Unnamed: 0,OTU1,OTU2,OTU3
Source1,0.030303,0.583815,0.915828
Source2,0.939394,0.352601,0.083257
Unknown,0.030303,0.063584,0.000915


In [98]:
# Update the p_v values
# change the 4th index to community 3
sink_source = [3, 1, 2, 3, 3, 3, 3, 1, 2, 1]
Counter(sink_source)

Counter({1: 3, 2: 2, 3: 5})

And now:

In [99]:
sink_otus = [1, 1, 1, 2, 2, 2, 2, 2, 2, 3]
sink_otus_positions_shuffled = [4, 1, 8, 2, 7, 9, 0, 3, 5, 6]
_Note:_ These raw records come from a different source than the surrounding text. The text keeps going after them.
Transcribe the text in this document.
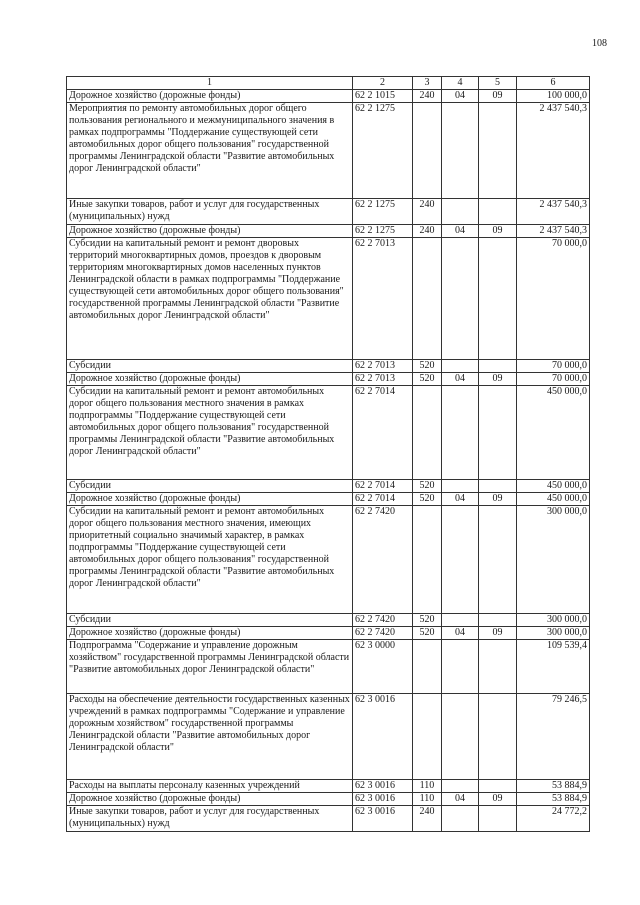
108
1	2	3	4	5	6
Дорожное хозяйство (дорожные фонды)	62 2 1015	240	04	09	100 000,0
Мероприятия по ремонту автомобильных дорог общего пользования регионального и межмуниципального значения в рамках подпрограммы "Поддержание существующей сети автомобильных дорог общего пользования" государственной программы Ленинградской области "Развитие автомобильных дорог Ленинградской области"	62 2 1275				2 437 540,3
Иные закупки товаров, работ и услуг для государственных (муниципальных) нужд	62 2 1275	240			2 437 540,3
Дорожное хозяйство (дорожные фонды)	62 2 1275	240	04	09	2 437 540,3
Субсидии на капитальный ремонт и ремонт дворовых территорий многоквартирных домов, проездов к дворовым территориям многоквартирных домов населенных пунктов Ленинградской области в рамках подпрограммы "Поддержание существующей сети автомобильных дорог общего пользования" государственной программы Ленинградской области "Развитие автомобильных дорог Ленинградской области"	62 2 7013				70 000,0
Субсидии	62 2 7013	520			70 000,0
Дорожное хозяйство (дорожные фонды)	62 2 7013	520	04	09	70 000,0
Субсидии на капитальный ремонт и ремонт автомобильных дорог общего пользования местного значения в рамках подпрограммы "Поддержание существующей сети автомобильных дорог общего пользования" государственной программы Ленинградской области "Развитие автомобильных дорог Ленинградской области"	62 2 7014				450 000,0
Субсидии	62 2 7014	520			450 000,0
Дорожное хозяйство (дорожные фонды)	62 2 7014	520	04	09	450 000,0
Субсидии на капитальный ремонт и ремонт автомобильных дорог общего пользования местного значения, имеющих приоритетный социально значимый характер, в рамках подпрограммы "Поддержание существующей сети автомобильных дорог общего пользования" государственной программы Ленинградской области "Развитие автомобильных дорог Ленинградской области"	62 2 7420				300 000,0
Субсидии	62 2 7420	520			300 000,0
Дорожное хозяйство (дорожные фонды)	62 2 7420	520	04	09	300 000,0
Подпрограмма "Содержание и управление дорожным хозяйством" государственной программы Ленинградской области "Развитие автомобильных дорог Ленинградской области"	62 3 0000				109 539,4
Расходы на обеспечение деятельности государственных казенных учреждений в рамках подпрограммы "Содержание и управление дорожным хозяйством" государственной программы Ленинградской области "Развитие автомобильных дорог Ленинградской области"	62 3 0016				79 246,5
Расходы на выплаты персоналу казенных учреждений	62 3 0016	110			53 884,9
Дорожное хозяйство (дорожные фонды)	62 3 0016	110	04	09	53 884,9
Иные закупки товаров, работ и услуг для государственных (муниципальных) нужд	62 3 0016	240			24 772,2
We'd move on to index position 1, and repeat the entire process

After so many iterations, or **burn ins**, we can start to record the p_v source environment counts as the percent contribution of each Source to our sink sample. The **delay** determines how many iterations to skip between draws after the burnin period. The **draws_per_restart** indicate how many draws to save from each restart. All draws are then averaged together to provide a final mixing proportion.